CALL FOR PROPOSALS:

ORGANIZERS

  • Harvey Thorleifson, Chair
    Minnesota Geological Survey
  • Carrie Jennings, Vice Chair
    Minnesota Geological Survey
  • David Bush, Technical Program Chair
    University of West Georgia
  • Jim Miller, Field Trip Chair
    University of Minnesota Duluth
  • Curtis M. Hudak, Sponsorship Chair
    Foth Infrastructure & Environment, LLC

 

Paper No. 1
Presentation Time: 9:00 AM

TRACING CLASTIC DELIVERY TO THE PERMIAN DELAWARE BASIN USING DETRITAL ZIRCON GEOCHRONOLOGY


SOREGHAN, Gerilyn S. and SOREGHAN, Michael J., Geology and Geophysics, University of Oklahoma, 100 E Boyd St, Suite 710, Norman, OK 73019, msoreg@ou.edu

The Delaware basin formed one of the westernmost basins in Permian equatorial Pangaea and contains a thick Middle Permian (Guadalupian) siliciclastic fill (Delaware Mountain Group) long inferred to reflect eolian transport into a marine setting. Provenance of these voluminous clastics has been a source of speculation. Proposed sources nearly span the compass, from northwesterly to (clockwise) southwesterly, although many have posited a generally northerly/northeasterly source emanating from the remnant uplifts of the Ancestral Rocky Mountains.

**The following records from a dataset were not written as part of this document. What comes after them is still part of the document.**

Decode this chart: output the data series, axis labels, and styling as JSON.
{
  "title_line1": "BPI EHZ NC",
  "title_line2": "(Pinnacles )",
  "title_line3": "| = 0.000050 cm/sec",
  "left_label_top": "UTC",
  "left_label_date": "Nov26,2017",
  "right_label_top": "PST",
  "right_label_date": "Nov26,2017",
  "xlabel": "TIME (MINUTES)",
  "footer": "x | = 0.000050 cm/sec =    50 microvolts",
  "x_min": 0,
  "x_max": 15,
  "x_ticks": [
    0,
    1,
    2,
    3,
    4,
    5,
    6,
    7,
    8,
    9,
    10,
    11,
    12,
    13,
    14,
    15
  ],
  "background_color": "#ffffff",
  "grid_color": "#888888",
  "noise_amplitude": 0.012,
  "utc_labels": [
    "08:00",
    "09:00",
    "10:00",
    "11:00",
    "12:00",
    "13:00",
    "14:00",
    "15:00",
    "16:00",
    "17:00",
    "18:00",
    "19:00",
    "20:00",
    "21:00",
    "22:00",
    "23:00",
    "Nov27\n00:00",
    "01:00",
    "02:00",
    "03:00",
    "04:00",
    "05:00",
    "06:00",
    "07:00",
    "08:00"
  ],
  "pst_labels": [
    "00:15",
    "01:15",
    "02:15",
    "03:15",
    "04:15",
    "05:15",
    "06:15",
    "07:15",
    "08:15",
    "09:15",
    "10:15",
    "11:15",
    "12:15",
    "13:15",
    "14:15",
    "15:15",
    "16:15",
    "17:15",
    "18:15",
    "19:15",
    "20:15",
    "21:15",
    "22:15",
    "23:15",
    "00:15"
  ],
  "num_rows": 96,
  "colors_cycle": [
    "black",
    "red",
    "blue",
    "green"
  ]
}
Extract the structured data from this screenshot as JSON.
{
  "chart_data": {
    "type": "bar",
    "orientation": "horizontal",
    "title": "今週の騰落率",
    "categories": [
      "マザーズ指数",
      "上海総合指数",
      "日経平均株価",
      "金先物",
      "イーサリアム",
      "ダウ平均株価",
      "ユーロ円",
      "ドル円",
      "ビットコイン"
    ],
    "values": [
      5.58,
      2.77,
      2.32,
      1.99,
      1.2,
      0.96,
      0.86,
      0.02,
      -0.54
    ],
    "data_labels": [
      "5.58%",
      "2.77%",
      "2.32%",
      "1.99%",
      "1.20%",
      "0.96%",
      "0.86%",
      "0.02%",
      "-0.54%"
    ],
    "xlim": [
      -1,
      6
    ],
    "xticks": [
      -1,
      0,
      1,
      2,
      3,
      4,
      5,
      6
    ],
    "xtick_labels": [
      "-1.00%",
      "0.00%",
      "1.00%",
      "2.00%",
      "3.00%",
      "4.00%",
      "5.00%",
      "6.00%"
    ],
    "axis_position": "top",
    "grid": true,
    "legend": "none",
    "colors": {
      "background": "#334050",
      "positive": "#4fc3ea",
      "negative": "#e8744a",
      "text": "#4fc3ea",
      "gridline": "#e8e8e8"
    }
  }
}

To clarify the source, and thereby reconstructions of paleogeography and paleodispersal, four samples from the Delaware Mountain Group and correlatives were analyzed for detrital zircon provenance. Approximately 100 zircons from each sample were analyzed by LA-ICP-MS (laser ablation multicollector ICP-MS) at the University of Arizona Geochronology Laboratory for U-Pb age dates. The age spectra are statistically indistinguishable, although older and younger samples show a shift in dominant age groups. Three age groups, 1300-920 Ma (Grenville), 790-515 Ma (Neoproterozoic) and 495-300 Ma (Paleozoic), account for nearly 70-80% of the grains in all samples. Subordinate age populations include 1585-1300 Ma (anorogenic granites of the western U.S.), 1825-1595 Ma (Yavapai-Mazatzal), and Archean/Paleoproterozoic grains. In general, the detrital zircon spectra are more similar to Mesozoic than Paleozoic strata of the western U.S.; notably, the Yavapai-Mazatzal ages characteristic of the Ancestral Rocky Mountains (ARM) provenance in older (Permo-Pennsylvanian) samples are greatly diminished in these Middle Permian units, suggesting a provenance shift characterized in part by loss of the ARM source by Middle Permian time, earlier than previously suggested. The data are consistent with possible sources in the Appalachian-Ouachita orogenic system, as well as various terranes accreted along present-day Mexico by Permian time.